Livros lidos: Slam, Alta Fidelidade, Um Grande Garoto, Julieta, Nua e Crua e Igualzinho a Você.
J.K. Rowling
Chegamos no elefante na sala. Eu nunca fui uma GRANDE fã de Harry Potter, como muita gente da minha geração foi, e ele não tinha valor sentimental pra mim porque li a série quando já tinha 15 anos e achei muitos personagens insuportáveis. Também não cresci vendo os filmes e acompanhando os atores. No entanto, achei os livros divertidos e continuei lendo coisas da autora. Amei a primeira parte de Morte Súbita, enquanto ela ainda não tinha entrado no modo meter todos os problemas sociais do mundo na vida dessa protagonista miserável (o que sempre me deixa irritada) e gostei também dos 3 livros que li da série de detetive dela, mas sempre havia coisas nos livros que me incomodavam. Falei sobre esses incômodos no blog anos antes de ela começar a saga da transfobia em série e acabou que os meus incômodos, que eram relacionados a como ela construía certos personagens, demonstravam um pouco do quanto ela era em essencial uma conservadora completamente doida. Talvez a J. K. Rowling seja o exemplo mais óbvio de como um autor sobre quem a gente sabe demais pode estragar a própria obra. Ela conseguiu me fazer desenvolver absoluto asco de tudo relacionado a Harry Potter e ao fandom, que antes me parecia uma comunidade super interessante e criativa, e largar completamente a série de detetive mesmo tendo certa curiosidade sobre como os protagonistas acabariam. O fato de ela continuar na internet defendendo e financiando absurdos faz com que eu tenha medo de onde ela pode chegar. Mas se eu não tivesse acesso à internet ou a nada do que ela pensa fora dos livros, aqueles livros continuariam sendo divertidos. É de se pensar.

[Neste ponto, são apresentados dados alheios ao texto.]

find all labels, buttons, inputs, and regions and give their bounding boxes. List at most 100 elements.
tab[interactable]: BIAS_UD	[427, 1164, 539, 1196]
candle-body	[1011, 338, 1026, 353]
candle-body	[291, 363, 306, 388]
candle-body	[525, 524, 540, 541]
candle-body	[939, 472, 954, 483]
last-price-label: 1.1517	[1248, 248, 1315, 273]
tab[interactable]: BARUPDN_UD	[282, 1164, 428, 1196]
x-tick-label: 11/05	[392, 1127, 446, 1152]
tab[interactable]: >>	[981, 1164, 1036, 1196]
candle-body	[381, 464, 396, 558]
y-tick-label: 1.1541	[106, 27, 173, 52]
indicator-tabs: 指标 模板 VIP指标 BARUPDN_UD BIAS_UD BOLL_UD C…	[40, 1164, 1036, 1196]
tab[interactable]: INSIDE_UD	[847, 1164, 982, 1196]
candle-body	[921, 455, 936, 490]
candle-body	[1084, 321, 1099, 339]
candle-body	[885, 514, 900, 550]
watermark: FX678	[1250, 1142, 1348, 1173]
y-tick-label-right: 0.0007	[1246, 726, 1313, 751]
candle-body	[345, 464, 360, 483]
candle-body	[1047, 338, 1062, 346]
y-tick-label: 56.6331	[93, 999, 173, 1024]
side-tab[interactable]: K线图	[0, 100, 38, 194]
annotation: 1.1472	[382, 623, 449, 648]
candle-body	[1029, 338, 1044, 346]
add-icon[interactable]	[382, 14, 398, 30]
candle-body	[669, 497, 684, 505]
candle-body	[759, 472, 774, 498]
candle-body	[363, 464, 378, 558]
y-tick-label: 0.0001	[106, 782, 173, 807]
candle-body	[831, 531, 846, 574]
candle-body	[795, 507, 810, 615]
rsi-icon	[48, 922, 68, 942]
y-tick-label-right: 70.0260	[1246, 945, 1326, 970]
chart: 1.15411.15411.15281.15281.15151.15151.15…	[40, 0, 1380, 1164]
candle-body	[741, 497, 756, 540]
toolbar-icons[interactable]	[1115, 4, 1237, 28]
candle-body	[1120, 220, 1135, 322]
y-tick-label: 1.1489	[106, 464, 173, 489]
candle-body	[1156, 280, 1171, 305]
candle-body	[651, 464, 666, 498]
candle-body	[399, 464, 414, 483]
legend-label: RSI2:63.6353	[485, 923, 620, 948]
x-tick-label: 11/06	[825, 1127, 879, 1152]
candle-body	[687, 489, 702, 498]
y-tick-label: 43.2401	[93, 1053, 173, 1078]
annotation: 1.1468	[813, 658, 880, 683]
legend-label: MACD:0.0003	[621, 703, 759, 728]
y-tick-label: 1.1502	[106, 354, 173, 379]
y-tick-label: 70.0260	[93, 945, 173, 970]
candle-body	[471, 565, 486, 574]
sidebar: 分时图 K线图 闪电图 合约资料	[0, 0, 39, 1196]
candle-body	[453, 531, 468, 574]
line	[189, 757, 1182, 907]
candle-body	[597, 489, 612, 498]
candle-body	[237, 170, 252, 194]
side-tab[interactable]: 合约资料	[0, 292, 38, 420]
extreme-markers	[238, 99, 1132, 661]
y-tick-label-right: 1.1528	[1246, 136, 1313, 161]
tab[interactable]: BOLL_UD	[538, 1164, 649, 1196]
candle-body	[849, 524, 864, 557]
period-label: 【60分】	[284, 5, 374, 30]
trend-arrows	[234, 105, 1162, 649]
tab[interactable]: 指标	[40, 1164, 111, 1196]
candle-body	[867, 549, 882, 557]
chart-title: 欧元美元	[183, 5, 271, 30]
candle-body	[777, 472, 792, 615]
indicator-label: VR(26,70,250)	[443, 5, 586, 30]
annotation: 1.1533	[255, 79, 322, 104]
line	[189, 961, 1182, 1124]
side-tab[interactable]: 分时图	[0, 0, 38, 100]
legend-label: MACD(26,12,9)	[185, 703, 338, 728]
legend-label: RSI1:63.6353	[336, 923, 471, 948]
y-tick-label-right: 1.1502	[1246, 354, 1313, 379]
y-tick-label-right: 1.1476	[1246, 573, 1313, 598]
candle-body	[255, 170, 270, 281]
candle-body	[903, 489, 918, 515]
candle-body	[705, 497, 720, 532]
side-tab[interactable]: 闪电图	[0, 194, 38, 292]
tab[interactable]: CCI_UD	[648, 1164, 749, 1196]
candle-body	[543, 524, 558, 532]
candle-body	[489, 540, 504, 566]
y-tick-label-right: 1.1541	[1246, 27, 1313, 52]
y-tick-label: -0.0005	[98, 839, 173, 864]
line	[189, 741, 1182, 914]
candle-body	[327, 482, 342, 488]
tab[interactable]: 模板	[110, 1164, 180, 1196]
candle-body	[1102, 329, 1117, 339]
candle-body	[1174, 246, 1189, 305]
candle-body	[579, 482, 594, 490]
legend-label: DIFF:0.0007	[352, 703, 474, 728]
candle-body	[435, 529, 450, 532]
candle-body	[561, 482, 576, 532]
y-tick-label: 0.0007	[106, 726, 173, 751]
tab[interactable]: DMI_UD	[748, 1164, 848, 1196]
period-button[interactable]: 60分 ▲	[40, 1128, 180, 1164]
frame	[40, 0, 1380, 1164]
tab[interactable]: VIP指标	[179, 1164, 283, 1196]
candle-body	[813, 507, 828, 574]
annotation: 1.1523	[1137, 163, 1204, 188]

Livros lidos: 7 livros de Harry Potter, 3 livros da biblioteca Hogwarts, Morte Súbita e O Chamado do Cuco, O Bicho-da-Seda e Vocação Para o Mal.
Sally Rooney
A Sally Rooney é uma autora muito “feita pra mim”. Me identifico muito pessoalmente com as opiniões e dilemas que ela expressa nos livros e poucas entrevistas que chegam até mim e acho que como pessoa ela nunca vai me decepcionar. Ao mesmo tempo que gosto da sensação de meio que estar crescendo com ela e passando diferentes fases que ela e seus personagens passam quase ao mesmo tempo, tenho medo é de que ela acabe escrevendo livros ruins em algum momento, como agora pode acontecer com o lançamento do primeiro livro dela só com protagonistas homens. Mais uma vez o escritor vivo sendo um risco kkkkk. De qualquer forma, vou continuar lendo tudo que ela lançar e falando sobre as experiências extremamente específicas que ela registra com as minhas amigas.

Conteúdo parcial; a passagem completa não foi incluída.